Uniper war in der Vergangenheit ein erfolgreiches Unternehmen, dies ist nun vorbei. Durch die Sanktionen gegen Russland und der Einstellung von Nord-Stream 2 Gaspipeline nahm das Unternehmen Abschreibungen auf das gewährte Darlehen vor, dies führte zu hohen bilanziellen Verlusten.

Mittlerweile ist Uniper auf Staatshilfen angewiesen, um den Fortbestand des Unternehmens zu sichern. Das Problem ist, dass die Preise für den Bezug von Gas drastisch gestiegen sind. Die Weitergabe dieser gestiegenen Kosten ist seitens des Staates noch nicht erlaubt.

Ohne diese Möglichkeit der Weitergabe gerät Uniper in eine existenzbedrohende Lage. Aktuell wird über Staatshilfen verhandelt. Diese könnten Kredite der KFW oder einer direkten Beteiligung sein.

Wie geht es mit der Aktie weiter?

Das ist momentan schwer einzuschätzen. Der Markt hat auf die bisherige Situation mit einem Ausverkauf der Aktie reagiert. Es hängt jetzt viel von der Art der Staatshilfe sowie der Preisweitergabe ab. Eine Entscheidung wird in Kürze erwartet.

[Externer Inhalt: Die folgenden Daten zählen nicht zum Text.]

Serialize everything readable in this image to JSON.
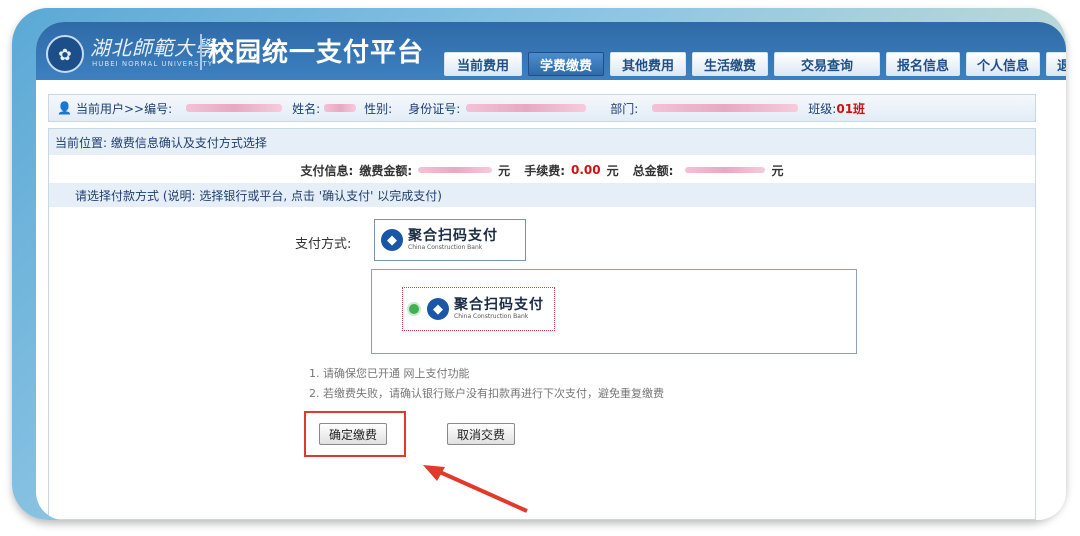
{
  "header": {
    "university_name": "湖北師範大學",
    "university_en": "HUBEI NORMAL UNIVERSITY",
    "platform_title": "校园统一支付平台",
    "nav": [
      {
        "label": "当前费用",
        "active": false
      },
      {
        "label": "学费缴费",
        "active": true
      },
      {
        "label": "其他费用",
        "active": false
      },
      {
        "label": "生活缴费",
        "active": false
      },
      {
        "label": "交易查询",
        "active": false
      },
      {
        "label": "报名信息",
        "active": false
      },
      {
        "label": "个人信息",
        "active": false
      },
      {
        "label": "退出登录",
        "active": false
      }
    ]
  },
  "userbar": {
    "current_user": "当前用户>>编号:",
    "name_label": "姓名:",
    "gender_label": "性别:",
    "id_label": "身份证号:",
    "dept_label": "部门:",
    "class_label": "班级:",
    "class_value": "01班"
  },
  "content": {
    "location": "当前位置: 缴费信息确认及支付方式选择",
    "payinfo": {
      "label": "支付信息:",
      "amount_label": "缴费金额:",
      "unit1": "元",
      "fee_label": "手续费:",
      "fee_value": "0.00",
      "unit2": "元",
      "total_label": "总金额:",
      "unit3": "元"
    },
    "choose_text": "请选择付款方式 (说明: 选择银行或平台, 点击 '确认支付' 以完成支付)",
    "pay_method_label": "支付方式:",
    "bank": {
      "name_cn": "聚合扫码支付",
      "name_en": "China Construction Bank"
    },
    "notes": [
      "1. 请确保您已开通 网上支付功能",
      "2. 若缴费失败，请确认银行账户没有扣款再进行下次支付，避免重复缴费"
    ],
    "confirm_button": "确定缴费",
    "cancel_button": "取消交费"
  },
  "colors": {
    "header_blue": "#2f6aa8",
    "accent_red": "#e23a2a",
    "class_red": "#d01010"
  }
}
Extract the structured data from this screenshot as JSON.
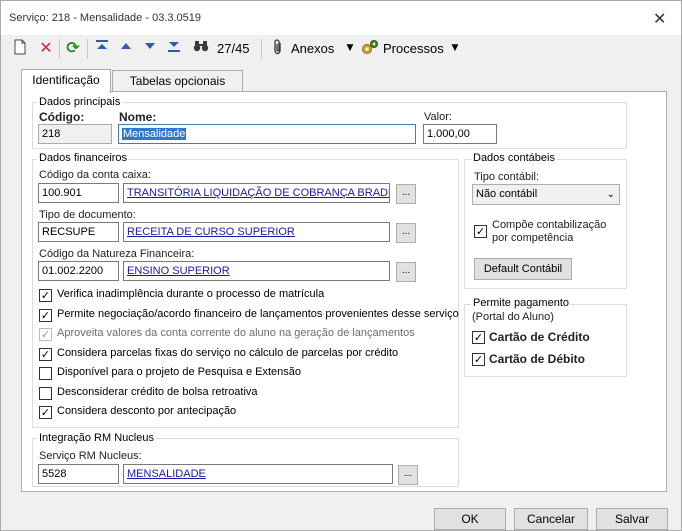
{
  "window": {
    "title": "Serviço: 218 - Mensalidade - 03.3.0519"
  },
  "toolbar": {
    "record_position": "27/45",
    "anexos_label": "Anexos",
    "processos_label": "Processos"
  },
  "tabs": [
    {
      "label": "Identificação"
    },
    {
      "label": "Tabelas opcionais"
    }
  ],
  "dados_principais": {
    "title": "Dados principais",
    "codigo_label": "Código:",
    "codigo_value": "218",
    "nome_label": "Nome:",
    "nome_value": "Mensalidade",
    "valor_label": "Valor:",
    "valor_value": "1.000,00"
  },
  "dados_financeiros": {
    "title": "Dados financeiros",
    "conta_caixa_label": "Código da conta caixa:",
    "conta_caixa_code": "100.901",
    "conta_caixa_desc": "TRANSITÓRIA LIQUIDAÇÃO DE COBRANÇA BRADE",
    "tipo_doc_label": "Tipo de documento:",
    "tipo_doc_code": "RECSUPE",
    "tipo_doc_desc": "RECEITA DE CURSO SUPERIOR",
    "natureza_label": "Código da Natureza Financeira:",
    "natureza_code": "01.002.2200",
    "natureza_desc": "ENSINO SUPERIOR",
    "ellipsis": "...",
    "options": [
      {
        "label": "Verifica inadimplência durante o processo de matrícula",
        "checked": true,
        "disabled": false
      },
      {
        "label": "Permite negociação/acordo financeiro de lançamentos provenientes desse serviço",
        "checked": true,
        "disabled": false
      },
      {
        "label": "Aproveita valores da conta corrente do aluno na geração de lançamentos",
        "checked": true,
        "disabled": true
      },
      {
        "label": "Considera parcelas fixas do serviço no cálculo de parcelas por crédito",
        "checked": true,
        "disabled": false
      },
      {
        "label": "Disponível para o projeto de Pesquisa e Extensão",
        "checked": false,
        "disabled": false
      },
      {
        "label": "Desconsiderar crédito de bolsa retroativa",
        "checked": false,
        "disabled": false
      },
      {
        "label": "Considera desconto por antecipação",
        "checked": true,
        "disabled": false
      }
    ]
  },
  "integracao": {
    "title": "Integração RM Nucleus",
    "servico_label": "Serviço RM Nucleus:",
    "servico_code": "5528",
    "servico_desc": "MENSALIDADE"
  },
  "dados_contabeis": {
    "title": "Dados contábeis",
    "tipo_label": "Tipo contábil:",
    "tipo_value": "Não contábil",
    "compoe_line1": "Compõe contabilização",
    "compoe_line2": "por competência",
    "compoe_checked": true,
    "default_button": "Default Contábil"
  },
  "permite_pagamento": {
    "title": "Permite pagamento",
    "subtitle": "(Portal do Aluno)",
    "credito_label": "Cartão de Crédito",
    "debito_label": "Cartão de Débito"
  },
  "footer": {
    "ok": "OK",
    "cancelar": "Cancelar",
    "salvar": "Salvar"
  },
  "check_glyph": "✓"
}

Uniper ist für die Energieversorgung viel zu wichtig, als dass der Staat das Unternehmen nicht unterstützt, die Frage ist nur wie.

Aktionäre sollten vorsichtig sein und die Aktie vorerst meiden. Die Volatilität dürfte weiterhin sehr groß sein, dies hat die Kurssteigerung am Freitag mit + 20% auf 15,63 Euro gezeigt. Für Trader, die auf eine schnelle Staatshilfe spekulieren, könnten sich Investitionen in die Aktie lohnen, allerdings ist das Risiko sehr hoch, dass starke Verwässerungen über Kapitalerhöhungen folgen.